Obviously, make sure the path './includes/my-date-polyfill.js' is resolvable from the project root, or pass in an absolute path. When the page is initialized, any scripts you listed there will be injected before any rendering happens.

Extra Dependencies

For rendering, PhantomJS requires the fontconfig library, which may be missing if you're using Ubuntu Server. To install on Ubuntu:

sudo apt-get install libfontconfig

Troubleshooting

Render stream emits "log" event with useful debug details coming from onError (JS error), onConsoleMessage, onResourceError, onResourceTimeout webpage hooks.

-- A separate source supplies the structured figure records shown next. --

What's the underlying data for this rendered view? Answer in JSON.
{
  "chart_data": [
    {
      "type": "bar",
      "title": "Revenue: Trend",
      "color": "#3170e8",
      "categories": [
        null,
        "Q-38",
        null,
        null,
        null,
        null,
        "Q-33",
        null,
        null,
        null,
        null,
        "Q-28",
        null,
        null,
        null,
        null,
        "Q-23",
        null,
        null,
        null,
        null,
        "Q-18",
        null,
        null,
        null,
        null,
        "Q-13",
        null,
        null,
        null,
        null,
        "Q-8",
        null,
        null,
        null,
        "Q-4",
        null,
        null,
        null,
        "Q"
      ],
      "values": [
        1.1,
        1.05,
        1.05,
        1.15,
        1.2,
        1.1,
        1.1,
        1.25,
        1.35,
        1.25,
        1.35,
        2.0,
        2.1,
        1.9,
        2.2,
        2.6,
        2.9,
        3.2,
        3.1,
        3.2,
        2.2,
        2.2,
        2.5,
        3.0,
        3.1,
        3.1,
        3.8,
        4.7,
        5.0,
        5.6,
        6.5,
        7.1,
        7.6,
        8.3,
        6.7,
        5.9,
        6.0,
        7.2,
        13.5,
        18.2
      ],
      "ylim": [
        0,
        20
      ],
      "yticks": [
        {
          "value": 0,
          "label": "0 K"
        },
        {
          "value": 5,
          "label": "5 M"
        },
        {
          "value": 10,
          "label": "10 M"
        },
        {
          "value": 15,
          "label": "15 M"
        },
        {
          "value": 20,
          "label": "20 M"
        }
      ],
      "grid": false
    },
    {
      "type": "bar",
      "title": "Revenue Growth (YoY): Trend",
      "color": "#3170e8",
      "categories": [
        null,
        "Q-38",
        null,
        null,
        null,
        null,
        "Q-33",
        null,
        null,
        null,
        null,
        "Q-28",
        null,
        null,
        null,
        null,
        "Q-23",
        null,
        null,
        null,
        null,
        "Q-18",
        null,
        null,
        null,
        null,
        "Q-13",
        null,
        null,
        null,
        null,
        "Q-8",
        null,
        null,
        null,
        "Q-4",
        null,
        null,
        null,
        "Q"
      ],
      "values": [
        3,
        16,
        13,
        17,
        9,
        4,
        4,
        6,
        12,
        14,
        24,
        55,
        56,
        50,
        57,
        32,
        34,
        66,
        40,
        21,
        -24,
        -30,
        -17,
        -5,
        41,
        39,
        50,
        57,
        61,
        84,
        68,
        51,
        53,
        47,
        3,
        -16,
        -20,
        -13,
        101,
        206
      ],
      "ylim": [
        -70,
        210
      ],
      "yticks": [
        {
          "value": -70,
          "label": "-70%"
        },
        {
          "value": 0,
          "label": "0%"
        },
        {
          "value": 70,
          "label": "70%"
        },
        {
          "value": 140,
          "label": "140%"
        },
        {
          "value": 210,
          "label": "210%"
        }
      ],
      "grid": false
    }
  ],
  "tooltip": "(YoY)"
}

var convert = htmlConvert();

convert('http://somewhere.com')
  .on('log', function(log) {
    // {type: 'error', data: {msg: 'ReferenceError: Can\'t find variable: a', trace: [..]}}
  })
  .pipe(res);

Also, some additional debugging output may be enabled by running your app with a DEBUG environment variable set as follows:

DEBUG=phantom-render-stream  node ./your-script.js

If you are getting undefined error codes and responses when attempting to render, it's likely a connection issue of some sort. If the URL uses SSL, adding --ignore-ssl-errors=true to phantomFlags may help. You also try adding --debug=true to the phantomFlags array.

See Also

  • wkhtmltopdf is a Node module that uses wkhtmltopdf to convert HTML to PDF. It is similar in that it uses Webkit and produces output as a stream, and different in that it doesn't use PhantomJS. Also, wkhtmotopdf only supports PDF output.

License

MIT